To the surprise of much of the world, it worked. Afghanistan went from
being the world's largest producer of opium to virtually opium-free in
a single season.

Then the Taliban collapsed under the U.S.-led assault to punish them
for harboring Osama bin Laden, blamed for the Sept. 11 attacks on the
World Trade Center and the Pentagon.

With the collapse of the Taliban, farmers in Afghanistan ripped up
their wheat crops, stunted by a severe drought, and planted poppies.

International drug officials said that because of the timing of the
Taliban's fall, poppy planting began late into the season and harvests
are smaller than they might have been. In eastern Afghanistan, the
Taliban fell in late November, almost a month into the planting
season. In southern Afghanistan the Taliban collapse was a month later.

Despite the late planting, a drought in its fourth year and Karzai's
ban on planting, Afghanistan is expected to produce up to 2,700 tons
of opium, according to the United Nations. This is the same level as
the mid-1990s, but below the 1999 peak of 4,000 tons.

There are no reliable statistics on drug abuse in Afghanistan because
the country was too poor and too deeply in turmoil to afford a
research and control program.

However, use of opium and hashish is widespread in some areas and
drugs are sold openly despite efforts by the new government to curb
the practice.

Bernard Frahi, the U.N. Drug Control Program's representative for
Pakistan and Afghanistan, said Karzai's government has banned poppy
growing and is trying to find farmers alternative crops.

A U.N. drug report released Wednesday said Afghanistan became the
world's leading opium producer during the 1990s, including the years
ruled by the same warlords who are again in power.

The two largest opium producing areas of eastern and southern
Afghanistan are under the control of the same men, Haji Abdul Qadir
and Gul Aga, who were sharply criticized for encouraging opium
production when they were in power prior to the Taliban. Qadir is also
one of four deputy presidents appointed by Karzai.

But Frahi said the United Nations will encourage all governors to
tackle the problem and is supporting the interim administration's
order banning opium production and investing $2 million to establish
an anti-drug department in the Kabul police force.

In his speech at Kabul University, Karzai called for alternative crop
production.

"The drug traffickers are making money and giving our country a bad
name," Karzai said.

The economy has been crippled by decades of war that has destroyed
infrastructure, further hurting farmers planting low-profit crops.

Roads are strewn with rocks and boulders and gouged by rockets and
mortars. Canal systems are in shambles since the 1980s invasion of the
former Soviet Union.
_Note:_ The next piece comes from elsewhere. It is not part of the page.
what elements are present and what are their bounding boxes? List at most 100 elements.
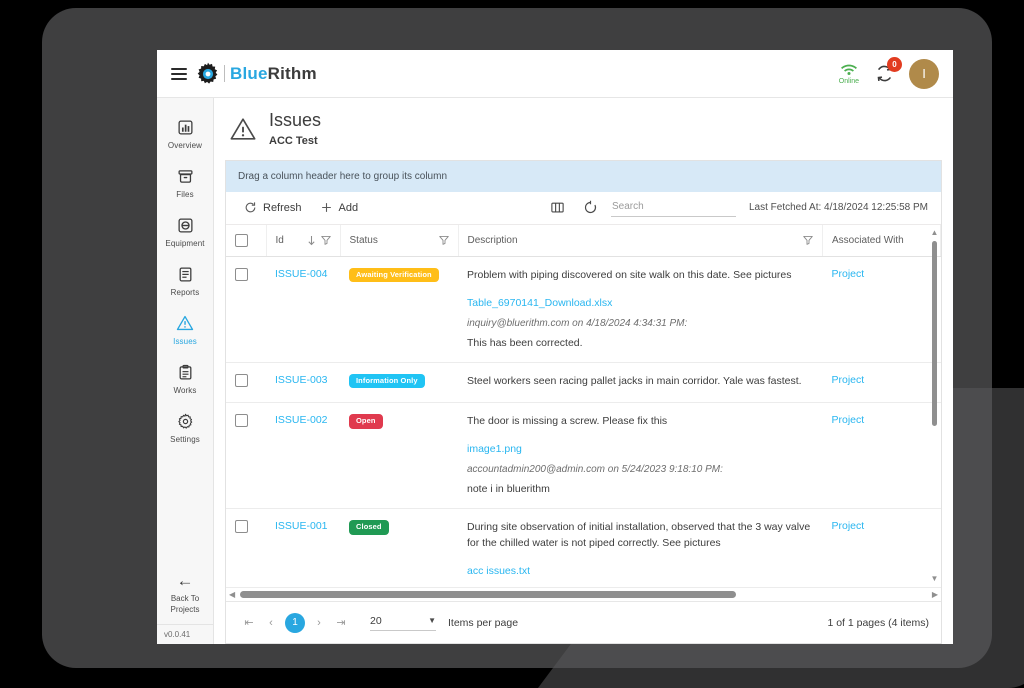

They were neglected after Islamic factions took
power in 1992 and started fighting among themselves until the Taliban
took power in 1996. The Taliban's hard-line rule and refusal to hand
over bin Laden and shut down suspected terrorist training camps
enraged the international community, which imposed sanctions.

Kabul University, once littered with land mines of feuding factions,
stands at the end of a wide boulevard flanked on either side by
rocket-ruined buildings. At the beginning of the Des Masang
neighborhood that leads to the university, giant white banners warned
that drugs would ruin Afghans, their country and their security.

Beneath the banners were the ruins of a bitter civil war that
flattened entire neighborhoods, killed 50,000 people and devastated
the economy.

"Had there been a profitable crop besides poppy, we would have not
cultivated poppy," said Jabbar Khan, 40, who harvested poppies this
year from a farm near the southern city of Kandahar. "Due to drought,
no other crop meets (family) expenses."